Like other flow batteries, the zinc-polyiodide version generates power by pumping a pair of liquid electrolytes from individual tanks into separate sections inside a common container. The two liquids the research team used as electrolytes in a demonstration battery were zinc-polyiodide and zinc-iodide. A semipermeable membrane separates the sections but permits zinc ions to pass through to the negative (anode side) and create electricity through chemical reactions.
The demonstration battery put out more energy than today’s most commonly used flow batteries: the zinc-bromide and vanadium batteries. It also put out nearly 70% of the power of a lithium-ion battery.
For comparison, the new battery discharged 167 watt-hours per liter of electrolyte. A zinc bromide discharges 70 watt-hours per liter, and a vanadium flow battery creates about 20 watt-hours per liter. The new battery could also be improved, pushing its output to 322 watt-hours per liter, by adding more chemicals to make the electrolyte solutions stronger.
PNNL’s battery has several advantages over other flow batteries. It is safer for people and the environment because it does not use acidic electrolytes. The water-based liquids it does use make the battery almost impossible to set on fire, unlike lithium-ion batteries that can overheat and ignite. The electrolytes are not corrosive, so there’s no need for expensive materials to contain or pump them.

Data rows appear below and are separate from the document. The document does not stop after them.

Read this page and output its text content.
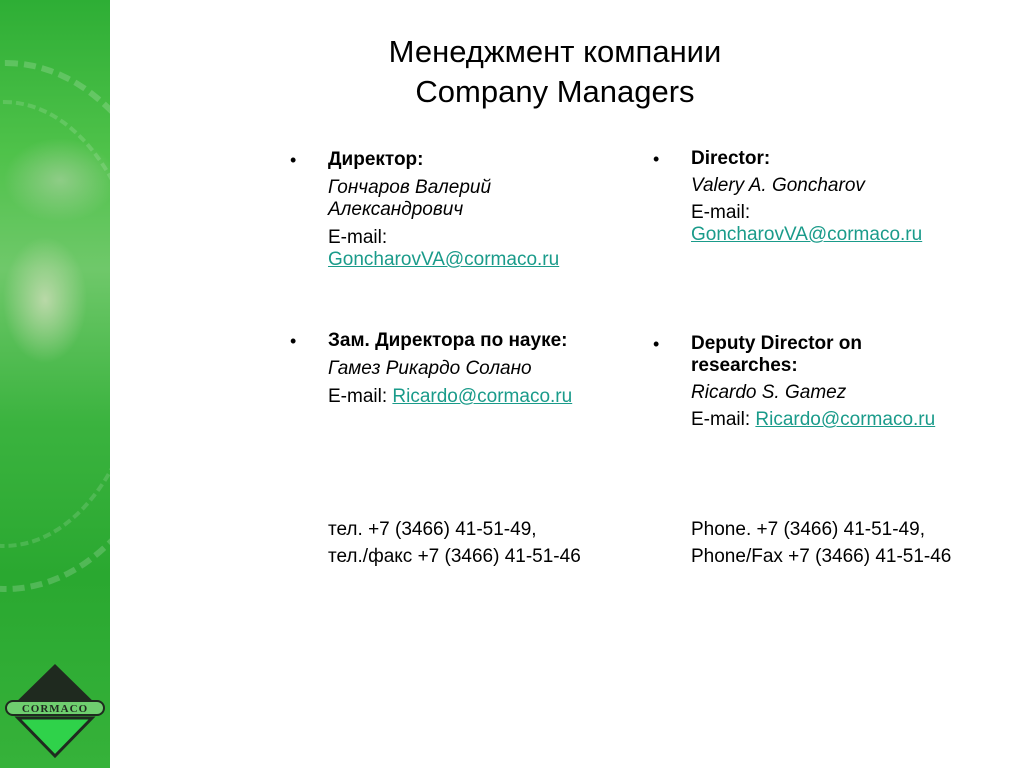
CORMACO
Менеджмент компании
Company Managers
• Директор:
Гончаров Валерий Александрович
E-mail:
GoncharovVA@cormaco.ru
• Зам. Директора по науке:
Гамез Рикардо Солано
E-mail: Ricardo@cormaco.ru
тел. +7 (3466) 41-51-49,
тел./факс +7 (3466) 41-51-46
• Director:
Valery A. Goncharov
E-mail:
GoncharovVA@cormaco.ru
• Deputy Director on researches:
Ricardo S. Gamez
E-mail: Ricardo@cormaco.ru
Phone. +7 (3466) 41-51-49,
Phone/Fax +7 (3466) 41-51-46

The new battery also works in temperatures ranging from -4°F to 122°F, a much wider climactic range than other battery chemistries which require heating or cooling systems to operate. Such additional components cut into a battery’s net power production.
The team ran into one problem—a build-up of metallic zinc that grew from the battery’s negative electrode and went through the membrane. The metallic zinc contamination made the battery less efficient. Researchers reduced the buildup, called zinc dendrite, by adding alcohol to the electrolyte solution.
Managing the problem of zinc dendrite formation will be one key to making zinc-polyiodide batteries usable in the real world. Researchers will continue to experiment with different alcohols and other additives, as well as use advanced instruments to characterize how the battery's materials respond to them. Some of the advanced tools they use to characterize the new battery's chemical interactions include nuclear magnetic resonance, Raman spectroscopy, mass spectroscopy, and more. The team will also build a larger, 100-watt-hour model of the battery for additional testing.
This research program was funded by the Department of Energy's Office of Electricity Delivery and Energy Reliability.